E’ questo, per Nicola, anche l’essenza del messaggio di Inherent Vice, film di Paul Thomas Anderson, che recensisce nel 2015. Shasta Fey chiede aiuto a Larry Doc Sportello, suo ex, per prevenire un complotto contro il suo attuale amante. In esso «torna non il passato ma la sua immagina fantasmatica. Qualcosa cioè che appartiene tanto al ricordo quanto all’immaginazione e che sulla tela dello schermo cinematografico prende forma, si definisce, diventa presente: una dolce (meccanica) illusione, provocata e sostenuta da un desiderio che si mimetizza nel sottobosco della narrazione… memoria e fantasia si confondono nell’affabulazione di un racconto….Inherent Vice è un film sullo scorrere del tempo. Eppure non c’è modo di evitare il tempo, il mare del tempo, il mare del ricordo e della dimenticanza… così fluisce la vita, e ciò che resiste è la nostalgia, desiderio di tornare. Nel finale, lo sguardo illuminato di Doc sembra anticipare l’arrivo del vuoto, mentre un’espressione indecifrabile gli compare sul volto: il ricordo segna l’eternità di un momento. Un’ultima immagine di noi due soli, insieme, PRIMA CHE TUTTO TORNI BUIO e quel che resta sia solamente il rumore del mare». 

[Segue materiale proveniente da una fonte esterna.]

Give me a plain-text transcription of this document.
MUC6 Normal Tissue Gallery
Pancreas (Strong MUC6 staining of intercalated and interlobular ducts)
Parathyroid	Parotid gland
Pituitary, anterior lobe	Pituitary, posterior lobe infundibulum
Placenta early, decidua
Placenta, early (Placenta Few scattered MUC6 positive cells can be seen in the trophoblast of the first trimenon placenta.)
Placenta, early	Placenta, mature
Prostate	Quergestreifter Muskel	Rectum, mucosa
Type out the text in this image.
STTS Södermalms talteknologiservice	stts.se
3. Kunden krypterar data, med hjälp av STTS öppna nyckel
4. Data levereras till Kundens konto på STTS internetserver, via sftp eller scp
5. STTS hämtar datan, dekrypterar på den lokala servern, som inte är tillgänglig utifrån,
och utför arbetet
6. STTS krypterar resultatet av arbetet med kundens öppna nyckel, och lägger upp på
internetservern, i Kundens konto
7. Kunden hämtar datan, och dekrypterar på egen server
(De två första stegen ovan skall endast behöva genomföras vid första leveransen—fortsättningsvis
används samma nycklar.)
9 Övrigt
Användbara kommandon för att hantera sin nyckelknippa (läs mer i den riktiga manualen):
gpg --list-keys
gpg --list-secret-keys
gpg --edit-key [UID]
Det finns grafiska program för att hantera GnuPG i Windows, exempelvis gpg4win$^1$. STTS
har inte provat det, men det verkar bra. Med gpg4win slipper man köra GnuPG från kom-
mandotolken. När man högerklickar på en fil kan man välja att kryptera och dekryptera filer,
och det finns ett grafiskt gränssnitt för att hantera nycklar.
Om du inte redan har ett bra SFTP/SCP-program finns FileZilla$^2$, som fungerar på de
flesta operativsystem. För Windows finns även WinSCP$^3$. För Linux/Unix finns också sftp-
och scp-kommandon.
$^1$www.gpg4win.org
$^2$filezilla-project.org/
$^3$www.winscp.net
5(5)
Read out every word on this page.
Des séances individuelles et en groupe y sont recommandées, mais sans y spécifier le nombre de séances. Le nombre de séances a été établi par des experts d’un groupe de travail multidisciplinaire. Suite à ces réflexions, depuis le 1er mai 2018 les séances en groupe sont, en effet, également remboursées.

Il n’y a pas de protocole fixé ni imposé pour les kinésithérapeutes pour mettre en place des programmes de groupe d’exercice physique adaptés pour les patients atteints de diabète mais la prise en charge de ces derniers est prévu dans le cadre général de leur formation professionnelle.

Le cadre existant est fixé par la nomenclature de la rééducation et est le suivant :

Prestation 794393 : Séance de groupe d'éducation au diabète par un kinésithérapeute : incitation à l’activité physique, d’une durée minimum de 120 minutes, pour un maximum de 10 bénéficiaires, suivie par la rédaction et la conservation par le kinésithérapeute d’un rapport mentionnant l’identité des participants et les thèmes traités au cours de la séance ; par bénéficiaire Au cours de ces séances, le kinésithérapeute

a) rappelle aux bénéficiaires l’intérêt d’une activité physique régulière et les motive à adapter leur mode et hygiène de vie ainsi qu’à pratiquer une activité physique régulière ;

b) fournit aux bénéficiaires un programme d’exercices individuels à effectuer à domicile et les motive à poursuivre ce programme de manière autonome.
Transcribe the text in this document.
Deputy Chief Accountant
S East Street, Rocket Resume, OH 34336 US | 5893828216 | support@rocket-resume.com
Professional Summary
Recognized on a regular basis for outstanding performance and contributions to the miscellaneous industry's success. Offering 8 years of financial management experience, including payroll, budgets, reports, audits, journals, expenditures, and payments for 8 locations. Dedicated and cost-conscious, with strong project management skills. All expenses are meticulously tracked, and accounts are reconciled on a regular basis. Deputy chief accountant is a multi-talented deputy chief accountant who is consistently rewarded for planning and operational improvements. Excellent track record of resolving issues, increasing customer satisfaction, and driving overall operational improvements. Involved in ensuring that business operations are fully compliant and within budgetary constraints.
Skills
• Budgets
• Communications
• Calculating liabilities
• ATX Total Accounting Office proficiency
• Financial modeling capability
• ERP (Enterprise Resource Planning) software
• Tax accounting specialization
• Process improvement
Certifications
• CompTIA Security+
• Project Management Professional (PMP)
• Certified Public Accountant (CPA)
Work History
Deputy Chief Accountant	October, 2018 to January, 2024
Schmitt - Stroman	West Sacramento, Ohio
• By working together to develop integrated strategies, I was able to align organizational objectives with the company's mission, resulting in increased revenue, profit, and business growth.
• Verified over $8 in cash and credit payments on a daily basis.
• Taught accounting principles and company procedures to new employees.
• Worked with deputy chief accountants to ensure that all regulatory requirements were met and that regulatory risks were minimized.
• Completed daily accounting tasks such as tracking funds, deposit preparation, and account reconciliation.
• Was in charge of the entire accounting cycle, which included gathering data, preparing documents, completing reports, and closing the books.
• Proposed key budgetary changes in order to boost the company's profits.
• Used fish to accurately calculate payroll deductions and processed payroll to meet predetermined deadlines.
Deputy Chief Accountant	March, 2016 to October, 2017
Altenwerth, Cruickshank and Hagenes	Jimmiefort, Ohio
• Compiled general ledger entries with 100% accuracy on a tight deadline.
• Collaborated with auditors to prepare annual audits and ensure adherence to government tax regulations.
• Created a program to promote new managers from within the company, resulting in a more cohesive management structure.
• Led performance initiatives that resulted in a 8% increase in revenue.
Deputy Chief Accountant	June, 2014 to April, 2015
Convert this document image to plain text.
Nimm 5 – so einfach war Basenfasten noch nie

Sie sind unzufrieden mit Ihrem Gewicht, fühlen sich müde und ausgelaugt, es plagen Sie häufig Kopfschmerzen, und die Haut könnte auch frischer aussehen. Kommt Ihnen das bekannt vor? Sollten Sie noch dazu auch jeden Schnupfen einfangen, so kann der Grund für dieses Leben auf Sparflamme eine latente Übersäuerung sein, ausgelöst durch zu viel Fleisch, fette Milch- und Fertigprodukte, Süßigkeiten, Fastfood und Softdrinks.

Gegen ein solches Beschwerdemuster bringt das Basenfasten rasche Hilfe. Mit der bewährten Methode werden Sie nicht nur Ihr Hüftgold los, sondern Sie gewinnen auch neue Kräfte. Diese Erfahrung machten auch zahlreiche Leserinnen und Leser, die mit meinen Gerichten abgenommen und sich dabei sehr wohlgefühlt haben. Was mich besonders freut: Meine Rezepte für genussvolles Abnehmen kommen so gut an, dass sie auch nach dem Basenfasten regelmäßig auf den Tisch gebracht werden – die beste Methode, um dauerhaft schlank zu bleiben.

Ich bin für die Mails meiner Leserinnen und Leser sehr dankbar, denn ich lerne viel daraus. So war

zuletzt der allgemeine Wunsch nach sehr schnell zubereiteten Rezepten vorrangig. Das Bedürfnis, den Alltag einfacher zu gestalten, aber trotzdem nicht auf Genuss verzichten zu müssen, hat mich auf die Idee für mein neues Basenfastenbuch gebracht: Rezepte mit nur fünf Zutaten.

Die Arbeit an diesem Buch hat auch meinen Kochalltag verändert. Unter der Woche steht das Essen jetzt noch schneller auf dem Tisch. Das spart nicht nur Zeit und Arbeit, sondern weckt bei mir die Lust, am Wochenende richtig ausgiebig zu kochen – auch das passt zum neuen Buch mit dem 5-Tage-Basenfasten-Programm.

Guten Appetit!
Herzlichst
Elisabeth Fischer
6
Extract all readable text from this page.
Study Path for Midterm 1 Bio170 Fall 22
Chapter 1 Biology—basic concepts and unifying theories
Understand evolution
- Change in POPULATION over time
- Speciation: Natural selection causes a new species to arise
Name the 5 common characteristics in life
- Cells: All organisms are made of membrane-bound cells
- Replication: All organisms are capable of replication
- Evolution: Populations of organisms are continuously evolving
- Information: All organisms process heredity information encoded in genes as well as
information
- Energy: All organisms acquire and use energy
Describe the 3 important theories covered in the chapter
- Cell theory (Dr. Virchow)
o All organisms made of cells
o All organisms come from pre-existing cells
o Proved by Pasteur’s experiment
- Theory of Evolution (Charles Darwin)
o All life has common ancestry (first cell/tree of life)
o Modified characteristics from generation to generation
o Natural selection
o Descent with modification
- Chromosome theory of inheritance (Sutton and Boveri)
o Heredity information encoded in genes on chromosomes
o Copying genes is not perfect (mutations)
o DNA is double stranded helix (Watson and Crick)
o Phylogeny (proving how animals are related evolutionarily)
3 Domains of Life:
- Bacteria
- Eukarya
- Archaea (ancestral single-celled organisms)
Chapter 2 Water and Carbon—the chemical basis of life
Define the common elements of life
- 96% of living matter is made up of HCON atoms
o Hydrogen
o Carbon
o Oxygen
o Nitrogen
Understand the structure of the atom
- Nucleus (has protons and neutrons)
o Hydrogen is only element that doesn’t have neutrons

Ci sarebbe ancora molto da commentare, ogni raccolta dell’antologia presenta spunti diversi e originali, pur nel filo conduttore della ricerca del senso del tempo.  Posso dire che leggere Prima che tutti torni buio mi ha commosso, per la profondità dei suoi contenuti culturali e perché mi ha fatto dialogare, cosa che capita solo quando la narrazione incrocia e cattura l’emozione, con il suo autore, per me diventato un caro amico. E grazie a quanto ho da lui imparato sul senso della vita e della morte nello scorrere del tempo, so che Nicola non è andato via, visto che la nostra amicizia è iniziata proprio ora. Cogliendo «l’eternità di un momento, PRIMA CHE TUTTO TORNI BUIO».